La constitution algérienne prévoit en effet que « tout citoyen a le devoir de protéger et de sauvegarder l’indépendance du pays et doit remplir loyalement ses obligations vis-à-vis de la collectivité nationale. Tout citoyen est tenu de respecter la Constitution et de se conformer aux lois de la République ».

Aujourd’hui, c’est la loi n°14-06, publiée au Bulletin Officiel en septembre 2014, qui définit le service national. Elle dispose entre autres que la durée de la mission est de 12 mois, au lieu des 18 mois d’avant.

Mais en Algérie, les jeunes du service national étaient surtout occupées à servir de main d’œuvre peu ou pas chère pour les grands travaux d’infrastructure.

Ailleurs, les lois sont différentes mais le principe est le même.
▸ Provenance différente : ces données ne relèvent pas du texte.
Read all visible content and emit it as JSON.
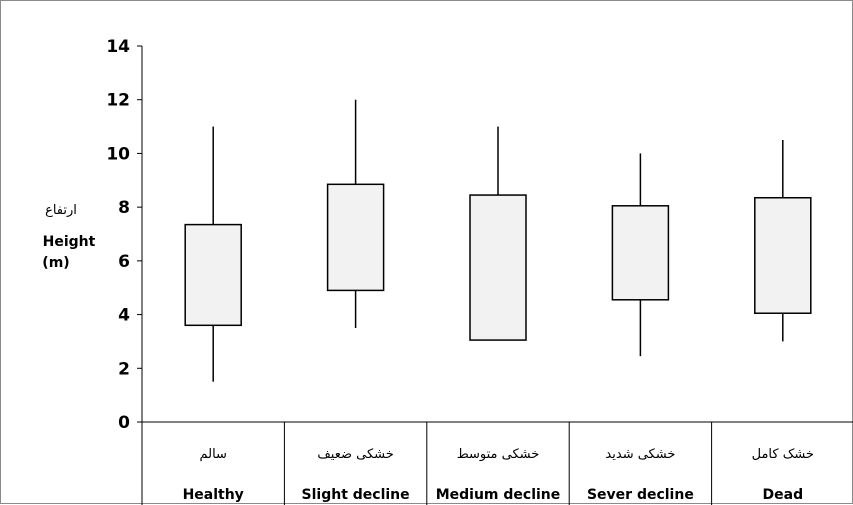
{
  "chart_data": {
    "type": "boxplot",
    "ylabel_fa": "ارتفاع",
    "ylabel_en": "Height",
    "ylabel_unit": "(m)",
    "ylim": [
      0,
      14
    ],
    "yticks": [
      0,
      2,
      4,
      6,
      8,
      10,
      12,
      14
    ],
    "grid": false,
    "categories": [
      {
        "fa": "سالم",
        "en": "Healthy"
      },
      {
        "fa": "خشکی ضعیف",
        "en": "Slight decline"
      },
      {
        "fa": "خشکی متوسط",
        "en": "Medium decline"
      },
      {
        "fa": "خشکی شدید",
        "en": "Sever decline"
      },
      {
        "fa": "خشک کامل",
        "en": "Dead"
      }
    ],
    "boxes": [
      {
        "min": 1.5,
        "q1": 3.6,
        "q3": 7.35,
        "max": 11.0
      },
      {
        "min": 3.5,
        "q1": 4.9,
        "q3": 8.85,
        "max": 12.0
      },
      {
        "min": 3.05,
        "q1": 3.05,
        "q3": 8.45,
        "max": 11.0
      },
      {
        "min": 2.45,
        "q1": 4.55,
        "q3": 8.05,
        "max": 10.0
      },
      {
        "min": 3.0,
        "q1": 4.05,
        "q3": 8.35,
        "max": 10.5
      }
    ],
    "colors": {
      "box_fill": "#f2f2f2",
      "stroke": "#000000"
    }
  }
}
Ainsi, aux USA par exemple, la conscription est utilisée en temps de guerre exclusivement, mais elle a été abandonnée en 1973. Il reste cependant le service dit sélectif, où les jeunes peuvent demander à être intégrés, et où ils peuvent l’être, en fonction des besoins des gardes nationales dans chaque Etat.

En Europe, le service national n’est maintenu que dans 7 pays, généralement petits et peu peuplés, ayant besoin de la conscription pour maintenir une armée qui ressemble à une armée : Suisse, Autriche, Grèce, Norvège, Finlande, Danemark, Estonie et Lituanie qui a rétabli la conscription en 2015 face à la menace russe.

Mais globalement, l’imposition du service militaire recule de plus en plus dans le monde. En effet, à une époque où la technologie rend le travail du soldat de plus en plus complexe (ce qui nécessite une formation continue à grands frais), la conscription ne semble plus être une méthode de recrutement privilégiée par les gouvernements.

La sophistication du matériel militaire et la complexité des opérations demandent au candidat qu’il investisse temps et énergie, qu’il se professionnalise, ce qui implique qu’il soit parfaitement motivé.

Ce qui est rarement le cas… On verra bien ce qui se passera au Maroc, après la décision de réinstaurer ce service national.